Business people in Dandong said North Korean elites rarely seem to have trouble bringing back goods they purchase.

“We see lots of North Koreans here,” said Wang Bing, a saleswoman at a posh mall about a 10-minute walk from the Yalu River, which runs between China and North Korea. “North Korea is a poor country, but I think those people must be government officials.”

The mall Wang works at houses brands from Max Mara to Gucci, selling handbags and dresses worth thousands of dollars — several times more than the country’s per capita GDP.

“You can find pretty much everything in Pyongyang — definitely expensive cars and handbags, although it’s hard to tell if they’re fake,” said a Western business consultant who regularly travels to Pyongyang and spoke on condition of anonymity because he didn't want to get on the wrong side of his partners inside the country. “The elites have ways to get whatever they want to get.”

In 2013, the UN banned North Korea from obtaining several categories of luxury goods including pricy cars, yachts, and jewelry. China’s customs department has not released a list of goods banned for export to North Korea beyond those believed to have military applications. The country’s Ministry of Commerce has released lengthy lists of these kinds of goods, including laser-welding equipment, high-strength metals, and obscure chemicals that could be used in building chemical weapons.

Early in the year, Trump had expressed confidence in China as a reliable partner in putting pressure on North Korea. But after meeting with Chinese President Xi Jinping for the first time in in April, he told the Wall Street Journal he had come to the realization that it wasn’t “so easy” for China to put pressure on North Korea.

“I felt pretty strongly that they had a tremendous power” over North Korea, he said in an interview with the paper. “But it’s not what you would think.”

Trump later described the talks as making “tremendous progress.”

But analysts point out that China’s incentives are different from the US. Chinese academics have frequently said that the country holds less leverage over North Korea than Trump and other American officials believe, and that China primarily wants to ensure its isolated neighbor remains stable.

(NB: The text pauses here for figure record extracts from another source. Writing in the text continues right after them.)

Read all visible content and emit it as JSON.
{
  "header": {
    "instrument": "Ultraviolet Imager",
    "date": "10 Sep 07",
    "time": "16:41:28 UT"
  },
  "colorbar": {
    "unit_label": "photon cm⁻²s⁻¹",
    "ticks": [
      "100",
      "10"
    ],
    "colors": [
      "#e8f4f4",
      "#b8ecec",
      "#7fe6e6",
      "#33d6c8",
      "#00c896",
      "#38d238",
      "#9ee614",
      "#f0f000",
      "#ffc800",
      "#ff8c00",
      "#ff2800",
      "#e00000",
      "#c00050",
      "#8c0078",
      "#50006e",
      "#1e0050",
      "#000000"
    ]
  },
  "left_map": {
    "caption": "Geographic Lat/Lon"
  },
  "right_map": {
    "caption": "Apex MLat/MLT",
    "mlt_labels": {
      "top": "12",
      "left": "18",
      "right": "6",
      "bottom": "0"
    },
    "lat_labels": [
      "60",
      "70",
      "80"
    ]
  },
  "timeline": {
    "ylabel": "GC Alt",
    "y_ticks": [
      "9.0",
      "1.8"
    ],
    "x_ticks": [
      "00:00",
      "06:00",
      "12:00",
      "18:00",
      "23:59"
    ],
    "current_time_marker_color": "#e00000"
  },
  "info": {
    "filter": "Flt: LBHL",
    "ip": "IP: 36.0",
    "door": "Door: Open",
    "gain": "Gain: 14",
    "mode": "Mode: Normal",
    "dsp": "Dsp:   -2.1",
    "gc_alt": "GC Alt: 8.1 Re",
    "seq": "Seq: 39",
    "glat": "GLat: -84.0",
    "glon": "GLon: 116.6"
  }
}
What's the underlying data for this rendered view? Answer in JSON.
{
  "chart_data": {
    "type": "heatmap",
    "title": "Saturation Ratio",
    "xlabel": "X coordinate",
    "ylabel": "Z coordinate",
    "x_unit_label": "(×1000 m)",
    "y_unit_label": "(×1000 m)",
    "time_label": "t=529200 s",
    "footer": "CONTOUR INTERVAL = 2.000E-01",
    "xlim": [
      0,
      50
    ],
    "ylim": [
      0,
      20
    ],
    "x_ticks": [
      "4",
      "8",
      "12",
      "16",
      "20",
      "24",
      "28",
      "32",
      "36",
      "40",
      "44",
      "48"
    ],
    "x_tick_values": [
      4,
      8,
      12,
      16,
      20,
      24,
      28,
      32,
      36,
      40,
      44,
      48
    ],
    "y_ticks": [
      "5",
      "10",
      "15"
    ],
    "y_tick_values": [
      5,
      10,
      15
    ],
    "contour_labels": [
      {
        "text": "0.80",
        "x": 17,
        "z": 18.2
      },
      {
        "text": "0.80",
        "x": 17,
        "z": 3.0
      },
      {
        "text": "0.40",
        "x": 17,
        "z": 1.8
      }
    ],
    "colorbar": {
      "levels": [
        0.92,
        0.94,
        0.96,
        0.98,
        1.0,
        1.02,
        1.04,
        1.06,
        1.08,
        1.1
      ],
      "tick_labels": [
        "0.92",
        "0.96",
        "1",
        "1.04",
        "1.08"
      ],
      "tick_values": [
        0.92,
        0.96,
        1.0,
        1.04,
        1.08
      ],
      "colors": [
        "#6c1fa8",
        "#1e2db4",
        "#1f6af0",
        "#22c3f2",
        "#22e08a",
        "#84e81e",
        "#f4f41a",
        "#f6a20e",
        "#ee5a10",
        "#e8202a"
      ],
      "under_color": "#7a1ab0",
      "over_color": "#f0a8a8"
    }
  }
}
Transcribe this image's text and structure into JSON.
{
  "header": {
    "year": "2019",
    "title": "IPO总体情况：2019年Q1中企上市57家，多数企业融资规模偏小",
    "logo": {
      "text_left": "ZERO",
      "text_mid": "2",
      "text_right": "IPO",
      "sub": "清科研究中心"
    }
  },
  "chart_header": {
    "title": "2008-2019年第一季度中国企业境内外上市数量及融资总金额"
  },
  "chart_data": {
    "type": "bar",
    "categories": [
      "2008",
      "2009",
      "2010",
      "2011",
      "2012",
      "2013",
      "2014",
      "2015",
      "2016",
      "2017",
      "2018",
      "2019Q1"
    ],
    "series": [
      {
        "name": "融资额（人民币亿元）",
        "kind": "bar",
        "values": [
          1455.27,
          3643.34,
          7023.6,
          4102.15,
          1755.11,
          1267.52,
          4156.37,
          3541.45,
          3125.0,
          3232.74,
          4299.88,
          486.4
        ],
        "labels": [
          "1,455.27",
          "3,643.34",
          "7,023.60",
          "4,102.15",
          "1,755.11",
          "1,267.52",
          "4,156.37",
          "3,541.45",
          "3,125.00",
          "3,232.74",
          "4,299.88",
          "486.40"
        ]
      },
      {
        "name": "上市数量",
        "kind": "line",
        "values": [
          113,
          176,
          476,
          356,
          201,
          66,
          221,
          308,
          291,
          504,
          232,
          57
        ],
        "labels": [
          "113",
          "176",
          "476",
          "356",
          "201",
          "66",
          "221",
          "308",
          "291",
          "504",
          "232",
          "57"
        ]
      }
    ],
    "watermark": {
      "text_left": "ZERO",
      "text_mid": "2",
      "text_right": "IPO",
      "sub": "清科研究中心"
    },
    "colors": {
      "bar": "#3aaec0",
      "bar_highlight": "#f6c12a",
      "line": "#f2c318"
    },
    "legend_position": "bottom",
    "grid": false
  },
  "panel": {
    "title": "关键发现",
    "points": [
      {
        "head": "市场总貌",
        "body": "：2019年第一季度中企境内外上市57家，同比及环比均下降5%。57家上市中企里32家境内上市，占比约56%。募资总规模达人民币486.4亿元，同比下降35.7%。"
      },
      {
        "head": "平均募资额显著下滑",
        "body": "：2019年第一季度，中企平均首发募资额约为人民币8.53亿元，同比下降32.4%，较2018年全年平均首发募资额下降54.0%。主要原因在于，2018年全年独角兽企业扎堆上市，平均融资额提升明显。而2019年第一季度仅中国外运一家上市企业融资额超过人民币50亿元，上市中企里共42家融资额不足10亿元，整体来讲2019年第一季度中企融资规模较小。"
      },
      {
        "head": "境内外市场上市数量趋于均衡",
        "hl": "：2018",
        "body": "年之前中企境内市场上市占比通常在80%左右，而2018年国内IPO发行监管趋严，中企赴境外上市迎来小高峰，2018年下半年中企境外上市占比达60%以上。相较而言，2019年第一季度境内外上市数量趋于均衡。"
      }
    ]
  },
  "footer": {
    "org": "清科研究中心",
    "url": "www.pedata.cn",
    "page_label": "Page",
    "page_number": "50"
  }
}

“China is already being extremely strict in enforcing the UNSC resolutions on North Korea,” Lu Chao, director of the Border Study Institute at the Liaoning Academy of Social Sciences, a government think tank, told BuzzFeed News earlier this month. “The US should not simply put all the responsibility of solving the problem onto China. We cannot do that.”

North Korean leader Kim Jong Un likely relies on access to luxury goods to help keep the loyalty of the country’s elites, said Michael Kovrig, the senior Northeast Asia adviser at the International Crisis Group. It’s also unclear what role local Chinese officials play in allowing banned goods to slip through.

“The question is," he said, "has the Chinese government made a decision not to enforce, or is there is a failure to enforce further down the chain because there are officials at a lower level who are susceptible to graft?”